I found that speaking with someone about a detailed analysis of your personality and stated behaviors *is* enlightening, even if you only learn one or two things about yourself that you might not have realized. If you get the chance to do this, but all means, do it.

Sunday, December 02, 2001

If you're ever reading and you see the word 'teh', I most likely mean 'the'. It is one of my most common mis-types. You knew that, right?
Today I discovered that I am very, very protective of time that I have at home with my family.
I spent my morning (a really, really early part of it) sitting in an ice arena being what I thought I'd never be - an arena parent. Banana had a ringette game at 8:30 this morning. This equates to being there at 8 am to suit up, which means leaving the house at 7:15 in order to find this arena I've never been to, which means waking up at 6:45 am on a weekend (! ! !) in order to have a shower and brush my teeth so I can stand myself.

As I was sitting in the stands, one of the fellow parents spoke proudly for about fifteen minutes on how he is teaching his eight-year-old daughter to be more aggressive and competitive.

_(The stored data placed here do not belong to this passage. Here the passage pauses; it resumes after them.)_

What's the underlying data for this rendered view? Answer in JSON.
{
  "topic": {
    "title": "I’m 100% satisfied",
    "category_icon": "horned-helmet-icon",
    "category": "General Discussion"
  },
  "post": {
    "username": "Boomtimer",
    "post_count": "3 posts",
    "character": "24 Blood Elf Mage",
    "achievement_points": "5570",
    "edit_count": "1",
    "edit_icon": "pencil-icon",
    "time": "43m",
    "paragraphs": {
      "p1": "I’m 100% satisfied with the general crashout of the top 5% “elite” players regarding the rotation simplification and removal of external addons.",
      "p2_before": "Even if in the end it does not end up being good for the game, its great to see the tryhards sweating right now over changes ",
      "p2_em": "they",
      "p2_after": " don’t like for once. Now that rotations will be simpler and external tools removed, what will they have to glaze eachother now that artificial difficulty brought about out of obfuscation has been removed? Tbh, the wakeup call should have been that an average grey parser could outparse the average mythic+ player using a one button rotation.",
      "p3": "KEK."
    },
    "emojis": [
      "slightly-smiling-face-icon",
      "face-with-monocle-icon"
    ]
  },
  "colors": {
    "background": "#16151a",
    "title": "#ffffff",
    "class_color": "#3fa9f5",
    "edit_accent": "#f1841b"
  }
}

Yikes. Couldn't we just let our kids play without pressure to win? Banana enjoys being part of a team and her skating and stick-handling skills are improving at a fantastic rate. This, I find, is much more worthy of boasts than some kid being trained to want to beat other kids.
I know the Blog Date says it's Sunday, but it's really Still Saturday night to me. The kids are off at a sleepover birthday party tonight and so Jenn and I arranged to meet some friends from work tonight. We met with a group of Jennifer's friends and had a good ol' drink fest. I tried explaining the "blog" thing that I do, but was met with awkward silence and polite smiles. I just can't seem to get people fired up enough to rouse curiousity - maybe it's something in my presentation.